Van een obligatie, zoals onze OAT, die boven de nominale waarde is geprijsd, wordt gezegd dat deze
tegen een premie wordt verkocht. Beleggers die een obligatie tegen een premie kopen, worden
geconfronteerd met een kapitaalverlies gedurende de looptijd van de obligatie, dus het rendement
tot de vervaldatum op deze obligaties is altijd lager dan het huidige rendement. Een obligatie die
onder de nominale waarde is geprijsd, verkoopt met korting. Beleggers in discountobligaties kijken uit
naar een meerwaarde gedurende de looptijd van de obligatie, dus het rendement tot de vervaldatum
op een discountobligatie is groter dan het huidige rendement. De enige algemene procedure voor het
berekenen van de opbrengst tot de vervaldatum is vallen en opstaan. U raadt op een rentevoet en
berekent de contante waarde van de betalingen van de obligatie. Als de contante waarde hoger is dan
de werkelijke prijs, moet uw disconteringsvoet te laag zijn geweest en moet u een hoger tarief
proberen. De meer praktische oplossing is om een spreadsheetprogramma of een speciaal
geprogrammeerde rekenmachine te gebruiken om de opbrengst te berekenen. Aan het einde van dit
hoofdstuk vindt u een vak met de Excel-functie voor het berekenen van het rendement tot de
vervaldatum plus verschillende andere nuttige functies voor obligatieanalisten.
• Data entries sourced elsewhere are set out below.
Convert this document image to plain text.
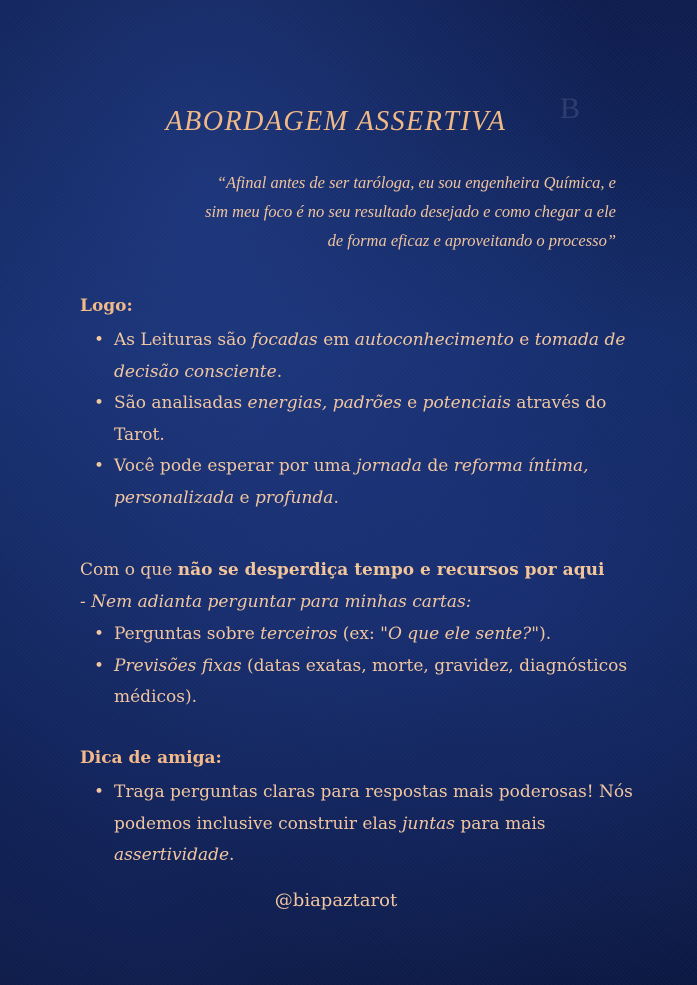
ABORDAGEM ASSERTIVA	B

“Afinal antes de ser taróloga, eu sou engenheira Química, e
sim meu foco é no seu resultado desejado e como chegar a ele
de forma eficaz e aproveitando o processo”

Logo:

• As Leituras são focadas em autoconhecimento e tomada de decisão consciente.
• São analisadas energias, padrões e potenciais através do Tarot.
• Você pode esperar por uma jornada de reforma íntima, personalizada e profunda.

Com o que não se desperdiça tempo e recursos por aqui

- Nem adianta perguntar para minhas cartas:

• Perguntas sobre terceiros (ex: "O que ele sente?").
• Previsões fixas (datas exatas, morte, gravidez, diagnósticos médicos).

Dica de amiga:

• Traga perguntas claras para respostas mais poderosas! Nós podemos inclusive construir elas juntas para mais assertividade.

@biapaztarot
Terug naar de Verenigde Staten: halfjaarlijkse coupons en obligatiekoersen
Net als de Franse overheid haalt de Amerikaanse schatkist geld op door regelmatig nieuwe obligatie-
uitgiften te veilen. Sommige van deze kwesties rijpen niet voor 20 of 30 jaar; Anderen, bekend als
notes, rijpen in 10 jaar of minder. De schatkist geeft ook kortlopende schulden uit die binnen een jaar
of minder vervallen. Deze kortlopende effecten staan bekend als schatkistpapier. Staatsobligaties,
bankbiljetten en biljetten worden verhandeld op de vastrentende markt.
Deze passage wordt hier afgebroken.